Entraron a las cuevas. Casi al instante les invadió el peso del aire enrarecido y una intensa humedad a sus pies. Las cavernas eran abruptas y oscuras, se abrían en galerías desoladas donde sólo de vez en cuando encontraban agua, algunos líquenes y hongos sin color. Por muchas horas viajaron a través de las galerías sin hallar nada más que oscuridad, humedad y una emanación gaseosa e intensa. A medida que avanzaban aumentaba el vapor y un olor a podredumbre que invadía el cuerpo y el espíritu.
Sin embargo eran de una estirpe que no se aminalaba fácilmente. Harían falta más que cavernas oscuras o monstruos dormidos para que los Wakos aceptaran una derrota. La furia instintiva recorría su sangre y la supervivencia de la ley de matar o ser muerto regía sus conciencias sin permitirles reflexionar acerca del plan que tenia el jefe en mente.
Luego de una caminata interminable divisaron a lo lejos una luz intensamente roja y que se colaba por entre las ranuras más pequeñas de las rocas en las cavernas. Se acercaron sigilosos y por una hendidura abierta hacia una espaciosa sala vieron a la fascinante bestia, quien yacía aparentemente dormida sobre un suelo de arena y polvo.
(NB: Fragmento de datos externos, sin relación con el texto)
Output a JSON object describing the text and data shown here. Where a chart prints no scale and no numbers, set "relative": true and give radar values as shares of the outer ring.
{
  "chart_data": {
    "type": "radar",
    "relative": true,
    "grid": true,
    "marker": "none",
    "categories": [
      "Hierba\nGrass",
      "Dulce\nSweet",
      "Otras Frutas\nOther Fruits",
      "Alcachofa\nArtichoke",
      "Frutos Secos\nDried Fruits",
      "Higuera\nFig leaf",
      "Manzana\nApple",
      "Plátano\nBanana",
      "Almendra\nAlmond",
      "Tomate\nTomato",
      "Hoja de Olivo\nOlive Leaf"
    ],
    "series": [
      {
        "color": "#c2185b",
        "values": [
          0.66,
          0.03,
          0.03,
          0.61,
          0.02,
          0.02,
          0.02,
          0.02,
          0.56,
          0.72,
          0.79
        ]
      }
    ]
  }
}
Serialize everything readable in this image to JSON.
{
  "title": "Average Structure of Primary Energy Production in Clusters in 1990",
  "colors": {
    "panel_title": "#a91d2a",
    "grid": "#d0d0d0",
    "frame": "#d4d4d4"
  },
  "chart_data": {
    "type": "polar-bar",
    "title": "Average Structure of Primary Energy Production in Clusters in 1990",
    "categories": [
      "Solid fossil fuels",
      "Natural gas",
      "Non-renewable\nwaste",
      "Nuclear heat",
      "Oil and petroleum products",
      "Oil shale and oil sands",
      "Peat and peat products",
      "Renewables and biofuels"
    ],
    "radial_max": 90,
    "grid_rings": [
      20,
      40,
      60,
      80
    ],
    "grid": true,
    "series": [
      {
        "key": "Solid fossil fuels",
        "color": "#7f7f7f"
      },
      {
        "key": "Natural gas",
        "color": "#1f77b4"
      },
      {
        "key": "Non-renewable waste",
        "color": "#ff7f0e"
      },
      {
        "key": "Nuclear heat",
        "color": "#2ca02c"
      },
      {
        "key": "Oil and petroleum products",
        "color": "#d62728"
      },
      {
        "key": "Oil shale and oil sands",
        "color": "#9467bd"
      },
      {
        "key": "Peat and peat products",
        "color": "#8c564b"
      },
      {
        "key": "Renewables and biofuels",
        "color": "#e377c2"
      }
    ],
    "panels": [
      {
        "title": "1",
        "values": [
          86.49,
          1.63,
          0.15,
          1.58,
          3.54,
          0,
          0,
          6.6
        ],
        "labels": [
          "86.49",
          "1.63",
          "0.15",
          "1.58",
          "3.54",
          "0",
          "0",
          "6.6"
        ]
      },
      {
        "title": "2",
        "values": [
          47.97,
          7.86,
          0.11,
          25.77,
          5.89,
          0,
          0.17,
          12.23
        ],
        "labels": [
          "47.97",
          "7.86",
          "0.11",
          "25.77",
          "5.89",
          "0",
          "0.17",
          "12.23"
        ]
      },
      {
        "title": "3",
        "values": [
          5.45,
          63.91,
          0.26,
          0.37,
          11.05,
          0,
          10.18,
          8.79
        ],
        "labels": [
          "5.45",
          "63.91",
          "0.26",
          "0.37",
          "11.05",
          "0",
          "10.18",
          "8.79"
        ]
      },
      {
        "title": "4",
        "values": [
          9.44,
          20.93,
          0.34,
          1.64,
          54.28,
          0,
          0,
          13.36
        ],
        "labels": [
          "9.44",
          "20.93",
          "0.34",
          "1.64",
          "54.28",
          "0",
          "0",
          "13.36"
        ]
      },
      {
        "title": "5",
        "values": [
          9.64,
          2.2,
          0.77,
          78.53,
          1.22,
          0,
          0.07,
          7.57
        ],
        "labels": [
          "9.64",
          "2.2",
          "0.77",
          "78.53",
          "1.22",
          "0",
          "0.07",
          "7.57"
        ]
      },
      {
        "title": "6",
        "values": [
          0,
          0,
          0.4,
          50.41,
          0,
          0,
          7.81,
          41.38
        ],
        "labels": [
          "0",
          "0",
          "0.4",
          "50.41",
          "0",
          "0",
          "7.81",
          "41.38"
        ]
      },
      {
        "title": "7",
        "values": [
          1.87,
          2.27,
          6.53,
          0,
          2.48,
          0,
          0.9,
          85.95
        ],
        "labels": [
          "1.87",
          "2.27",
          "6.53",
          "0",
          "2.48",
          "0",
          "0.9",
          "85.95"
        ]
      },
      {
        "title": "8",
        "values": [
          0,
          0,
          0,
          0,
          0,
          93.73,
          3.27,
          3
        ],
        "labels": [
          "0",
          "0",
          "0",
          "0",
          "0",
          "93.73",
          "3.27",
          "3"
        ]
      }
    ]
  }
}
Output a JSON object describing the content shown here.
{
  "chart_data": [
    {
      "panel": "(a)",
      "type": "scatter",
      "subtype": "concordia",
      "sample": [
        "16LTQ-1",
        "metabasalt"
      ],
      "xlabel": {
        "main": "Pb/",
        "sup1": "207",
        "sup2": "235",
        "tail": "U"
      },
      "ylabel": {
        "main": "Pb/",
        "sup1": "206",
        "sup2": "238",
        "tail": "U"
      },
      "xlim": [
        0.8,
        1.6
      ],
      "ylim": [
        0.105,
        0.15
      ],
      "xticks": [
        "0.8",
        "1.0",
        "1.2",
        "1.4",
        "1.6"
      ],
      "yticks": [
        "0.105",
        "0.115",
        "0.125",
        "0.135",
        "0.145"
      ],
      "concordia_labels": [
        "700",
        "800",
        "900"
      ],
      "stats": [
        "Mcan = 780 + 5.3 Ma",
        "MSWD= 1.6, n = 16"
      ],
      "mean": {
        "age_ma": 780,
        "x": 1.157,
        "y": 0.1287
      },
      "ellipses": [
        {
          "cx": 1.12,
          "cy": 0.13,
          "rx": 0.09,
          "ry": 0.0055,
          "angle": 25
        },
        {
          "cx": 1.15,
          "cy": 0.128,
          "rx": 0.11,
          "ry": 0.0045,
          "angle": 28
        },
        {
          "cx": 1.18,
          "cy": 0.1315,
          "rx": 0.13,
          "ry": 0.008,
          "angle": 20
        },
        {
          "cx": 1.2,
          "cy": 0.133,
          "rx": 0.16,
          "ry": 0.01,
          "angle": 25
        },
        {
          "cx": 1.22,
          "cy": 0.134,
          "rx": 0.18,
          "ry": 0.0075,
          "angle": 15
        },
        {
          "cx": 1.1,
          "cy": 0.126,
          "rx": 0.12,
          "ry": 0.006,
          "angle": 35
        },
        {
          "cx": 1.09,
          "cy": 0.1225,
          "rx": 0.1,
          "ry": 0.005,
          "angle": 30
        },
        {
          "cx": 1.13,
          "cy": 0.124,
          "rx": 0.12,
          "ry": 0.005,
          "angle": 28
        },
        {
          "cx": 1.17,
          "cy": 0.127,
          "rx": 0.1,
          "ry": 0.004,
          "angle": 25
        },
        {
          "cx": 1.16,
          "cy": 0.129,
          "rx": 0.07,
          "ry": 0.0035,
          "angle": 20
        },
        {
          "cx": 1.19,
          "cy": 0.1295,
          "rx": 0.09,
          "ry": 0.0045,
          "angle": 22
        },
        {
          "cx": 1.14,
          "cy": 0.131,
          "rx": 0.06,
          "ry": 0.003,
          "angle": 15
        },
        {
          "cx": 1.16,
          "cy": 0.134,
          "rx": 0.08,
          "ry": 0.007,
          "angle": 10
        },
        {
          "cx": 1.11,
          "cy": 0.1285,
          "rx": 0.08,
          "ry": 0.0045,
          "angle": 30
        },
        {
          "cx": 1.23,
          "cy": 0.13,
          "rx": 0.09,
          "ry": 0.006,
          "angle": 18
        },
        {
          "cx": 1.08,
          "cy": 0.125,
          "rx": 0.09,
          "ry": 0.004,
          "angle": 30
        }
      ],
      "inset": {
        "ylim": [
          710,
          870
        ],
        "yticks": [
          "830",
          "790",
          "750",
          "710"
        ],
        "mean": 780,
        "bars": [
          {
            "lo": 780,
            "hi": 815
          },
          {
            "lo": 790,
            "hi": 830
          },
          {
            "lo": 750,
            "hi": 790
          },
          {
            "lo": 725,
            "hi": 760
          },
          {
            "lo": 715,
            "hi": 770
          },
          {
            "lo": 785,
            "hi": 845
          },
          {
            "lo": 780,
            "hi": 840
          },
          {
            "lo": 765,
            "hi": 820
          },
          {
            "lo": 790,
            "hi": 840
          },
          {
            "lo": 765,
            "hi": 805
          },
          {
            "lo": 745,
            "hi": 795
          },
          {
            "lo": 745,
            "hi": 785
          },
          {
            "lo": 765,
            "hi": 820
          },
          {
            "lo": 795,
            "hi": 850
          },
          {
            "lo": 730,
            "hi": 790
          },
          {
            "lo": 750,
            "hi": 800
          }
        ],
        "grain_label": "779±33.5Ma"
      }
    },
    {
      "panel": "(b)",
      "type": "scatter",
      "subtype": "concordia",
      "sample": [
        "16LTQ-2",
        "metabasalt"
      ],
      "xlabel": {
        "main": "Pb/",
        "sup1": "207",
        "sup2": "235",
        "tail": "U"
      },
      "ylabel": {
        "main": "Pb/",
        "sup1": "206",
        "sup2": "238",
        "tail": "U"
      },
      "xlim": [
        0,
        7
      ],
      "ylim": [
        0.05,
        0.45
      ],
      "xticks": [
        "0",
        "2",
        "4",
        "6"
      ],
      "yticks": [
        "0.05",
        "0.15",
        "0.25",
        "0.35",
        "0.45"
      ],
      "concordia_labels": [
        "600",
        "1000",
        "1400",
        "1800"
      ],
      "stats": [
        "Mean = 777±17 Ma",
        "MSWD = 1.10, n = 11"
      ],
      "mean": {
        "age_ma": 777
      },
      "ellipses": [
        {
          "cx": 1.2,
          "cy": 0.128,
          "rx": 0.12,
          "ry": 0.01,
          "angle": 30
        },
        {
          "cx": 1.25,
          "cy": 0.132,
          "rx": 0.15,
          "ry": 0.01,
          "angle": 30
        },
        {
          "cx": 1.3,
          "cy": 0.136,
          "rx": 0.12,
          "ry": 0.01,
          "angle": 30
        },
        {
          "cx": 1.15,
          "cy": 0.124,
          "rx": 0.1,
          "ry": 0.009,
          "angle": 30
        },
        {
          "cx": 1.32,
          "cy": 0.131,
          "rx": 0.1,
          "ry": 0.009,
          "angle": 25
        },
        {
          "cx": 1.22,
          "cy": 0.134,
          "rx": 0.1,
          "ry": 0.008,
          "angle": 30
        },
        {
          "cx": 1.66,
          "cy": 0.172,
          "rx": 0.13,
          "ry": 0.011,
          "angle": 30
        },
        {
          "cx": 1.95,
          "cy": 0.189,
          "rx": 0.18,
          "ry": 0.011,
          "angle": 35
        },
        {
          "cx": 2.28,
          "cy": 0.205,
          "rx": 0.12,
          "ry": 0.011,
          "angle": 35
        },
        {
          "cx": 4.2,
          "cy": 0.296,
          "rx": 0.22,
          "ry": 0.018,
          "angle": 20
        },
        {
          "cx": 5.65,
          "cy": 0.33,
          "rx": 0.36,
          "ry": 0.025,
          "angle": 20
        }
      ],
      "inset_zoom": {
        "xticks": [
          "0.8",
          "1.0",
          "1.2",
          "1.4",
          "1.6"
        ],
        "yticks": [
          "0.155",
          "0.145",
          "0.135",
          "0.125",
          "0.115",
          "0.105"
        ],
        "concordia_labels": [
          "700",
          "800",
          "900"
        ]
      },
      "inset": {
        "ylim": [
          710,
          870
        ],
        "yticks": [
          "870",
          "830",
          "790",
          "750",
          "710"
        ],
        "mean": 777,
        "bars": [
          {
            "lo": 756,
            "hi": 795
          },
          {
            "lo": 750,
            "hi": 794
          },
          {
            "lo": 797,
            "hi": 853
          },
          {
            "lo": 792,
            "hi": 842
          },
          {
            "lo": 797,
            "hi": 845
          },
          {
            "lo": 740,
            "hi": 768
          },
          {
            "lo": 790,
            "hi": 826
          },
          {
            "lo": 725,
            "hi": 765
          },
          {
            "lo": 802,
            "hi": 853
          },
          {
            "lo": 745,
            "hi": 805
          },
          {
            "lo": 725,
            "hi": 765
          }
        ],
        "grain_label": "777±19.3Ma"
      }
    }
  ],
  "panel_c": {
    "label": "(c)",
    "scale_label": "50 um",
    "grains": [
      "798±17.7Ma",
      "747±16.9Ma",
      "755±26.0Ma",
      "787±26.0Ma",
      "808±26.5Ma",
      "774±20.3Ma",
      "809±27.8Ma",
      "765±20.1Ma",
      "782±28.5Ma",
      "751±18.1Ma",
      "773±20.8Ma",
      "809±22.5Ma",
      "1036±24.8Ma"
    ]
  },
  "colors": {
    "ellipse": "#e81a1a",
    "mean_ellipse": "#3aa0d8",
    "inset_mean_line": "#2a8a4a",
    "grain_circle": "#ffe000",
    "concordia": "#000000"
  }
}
Los rojizos resplandores del cuerpo del dragón creaban la luminosidad que los Wakos habían estado siguiendo.
Pisando con cuidado notaron que el suelo estaba lleno de esqueletos de animales muertos hacía ya mucho tiempo. Cabezas, mandíbulas, largos huesos, dientes y hasta colmillos de Wako. Un estremecimiento los obligó a retroceder. Solo Yako, conteniendo los enloquecidos latidos de su corazón, fue capaz de adelantarse lentamente hasta las patas del dragón, que sostenían su cabeza dormida. Y sobre su cabeza entre las espinosas escamas vio la piedra. Brillaba como una antorcha sobre la frente del monstruo.